I think perhaps we were also romanticising some nebulously defined educational processes at the cost of a simpler acquisition
of basic skills. The intention was to get children engaged in learning, interested in what they were doing without having
to be competitive. Learning how to learn, rather than learning the same old facts without being given an understanding of
the basis of them. Ideas which in my view are still admirable, and still sorely lacking in education systems, but in noticing
the barriers to education we rejected some kinds of learning that simply made life easier. We hadn’t, most of us, by then,
had children of our own to observe. The fact is that young children are wonderfully programmed for learning by rote. Why understand
the alphabet or times tables, when you can chant them meaninglessly and learn them fast to have at will for the rest of your
life? Child-centred education was, at least in part, our own misty eyes centring on our wishful thinking about childhood.
We had all learned to read by reciting the alphabet, and sing-songed the multiplication tables until we had them off by heart,
and can still call them up whenever needed, even in our sixties chanting the alphabet or the eight times table in our heads
in moments of need. We made life more difficult, I think, in respect of elementary learning, for both pupil and teacher by
demanding that everything had to be understood. Get the automatic stuff under your belt and then you can have all the time
in the world to sit back and learn to understand it to your heart’s content, is what I would say now. And I do wonder if the
awful educational backlash of the subsequent Thatcher and post-Thatcher Blair years that continues to demand efficiency over
content, measurable outcomes becoming everything, were not, in part, fuelled by our over-emphasis on making the relevance
of every aspect of learning a priority. We forgot what pleasure we had had from irrelevance, from the strange and the half-understood,
and even from the difficult. There was also an embarrassment about our own abilities, the gifts of our own minds. We tended
devotedly to the lower end of the ability spectrum but paid little attention to the more able. They were us, after all, and
we were quite ashamed of our privileges. It got to the point where in some sense we punished the brighter kids for not being
underprivileged. When Allie had been at the free school for a while, she became very taken with looking at buildings in a
new way that had been pointed out to her on school visits round London with the local architect. She began to think she might
want to be an architect. She told this to one of the play-leaders at the adventure playground whom she had known and been
friends with in the days when she bunked off school all the time. ‘You’re getting a bit above yourself, aren’t you?’ he said.
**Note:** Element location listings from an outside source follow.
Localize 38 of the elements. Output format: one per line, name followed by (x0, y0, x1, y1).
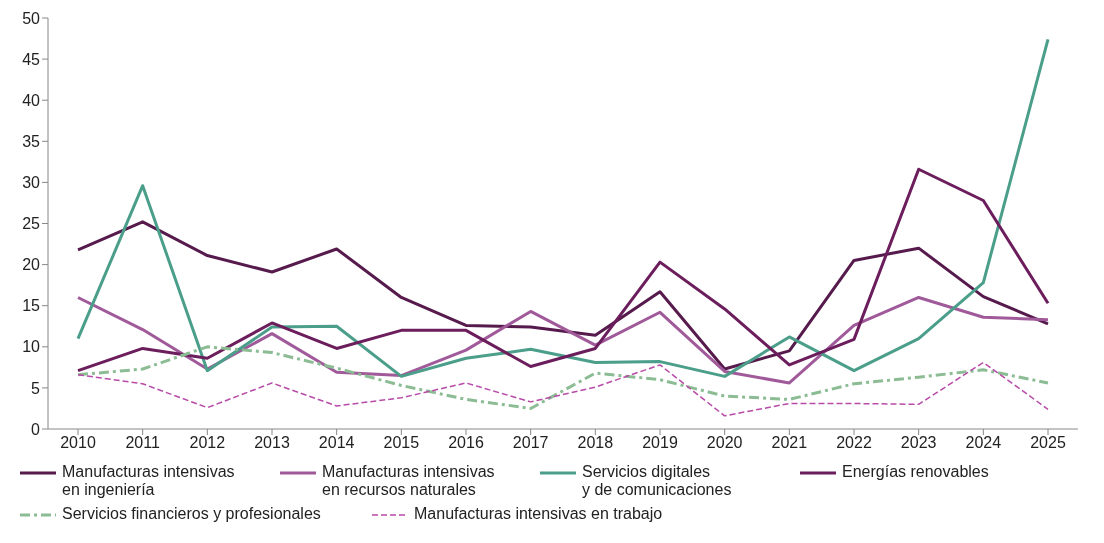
x-tick-label: 2025 (1030, 434, 1066, 452)
y-tick-label: 20 (22, 256, 41, 274)
line-series (76, 37, 1050, 378)
x-tick-label: 2019 (642, 434, 678, 452)
legend-label: Manufacturas intensivas en recursos naturales (322, 463, 495, 499)
line-series (77, 361, 1049, 417)
x-tick-label: 2013 (254, 434, 290, 452)
x-tick-label: 2018 (577, 434, 614, 452)
y-tick-label: 35 (22, 132, 41, 150)
legend-label: Energías renovables (842, 463, 989, 481)
y-tick-label: 45 (22, 50, 41, 68)
x-tick-label: 2014 (318, 434, 355, 452)
y-tick-label: 15 (22, 297, 41, 315)
y-tick-label: 10 (22, 338, 41, 356)
x-tick-label: 2020 (706, 434, 743, 452)
x-tick-label: 2024 (965, 434, 1002, 452)
y-tick-label: 30 (22, 174, 41, 192)
x-tick-label: 2015 (383, 434, 420, 452)
legend-label: Servicios financieros y profesionales (62, 505, 321, 523)
y-tick-label: 5 (31, 379, 41, 397)
legend-label: Manufacturas intensivas en trabajo (414, 505, 663, 523)
line-series (76, 220, 1050, 371)
x-tick-label: 2022 (836, 434, 872, 452)
x-tick-label: 2016 (448, 434, 484, 452)
x-tick-label: 2017 (512, 434, 549, 452)
legend-label: Manufacturas intensivas en ingeniería (62, 463, 235, 499)
x-tick-label: 2011 (125, 434, 160, 452)
x-tick-label: 2012 (189, 434, 226, 452)
y-tick-label: 25 (22, 215, 41, 233)
y-tick-label: 50 (22, 9, 41, 27)
line-series (76, 345, 1050, 410)
y-tick-label: 0 (31, 420, 41, 438)
line-series (76, 167, 1050, 373)
x-tick-label: 2010 (60, 434, 96, 452)
x-tick-label: 2021 (771, 434, 808, 452)
y-tick-label: 40 (22, 91, 41, 109)
legend-label: Servicios digitales y de comunicaciones (582, 463, 732, 499)
x-tick-label: 2023 (900, 434, 937, 452)
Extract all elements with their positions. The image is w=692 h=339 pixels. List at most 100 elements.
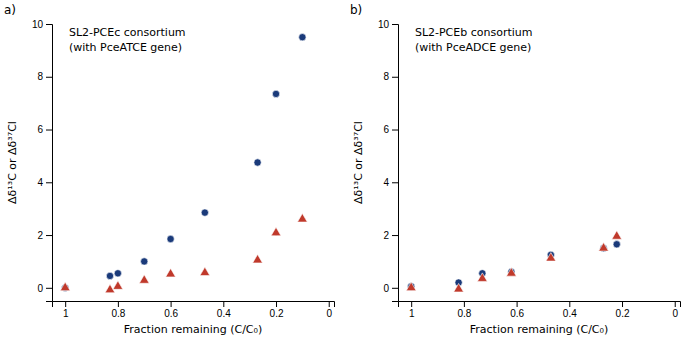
x-axis: 1 0.8 0.6 0.4 0.2 0 xyxy=(399,301,681,319)
x-tick-mark xyxy=(329,301,330,307)
y-tick-label: 2 xyxy=(37,230,43,241)
y-tick: 8 xyxy=(383,71,398,82)
y-tick-label: 4 xyxy=(383,177,389,188)
point xyxy=(613,241,620,248)
x-tick: 0.6 xyxy=(510,301,524,319)
y-tick: 0 xyxy=(383,283,398,294)
point xyxy=(271,227,281,236)
subtitle: (with PceADCE gene) xyxy=(415,41,531,54)
y-tick-mark xyxy=(392,24,398,25)
x-tick-label: 1 xyxy=(63,308,69,319)
point xyxy=(201,209,208,216)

The radicals couldn’t always cope with education actually having an effect. If the oppressed stopped behaving like the oppressed,
we didn’t really like it. And there was another side. One day Allie came to me and said she wanted to go back to regular school.
I said that was fine if it was what she wanted, but I wondered why. ‘I want to be like my mates,’ she said. ‘I want to bunk
off like they do. With Freightliners being our special school I have to keep on going to it, and I just want to be normal.’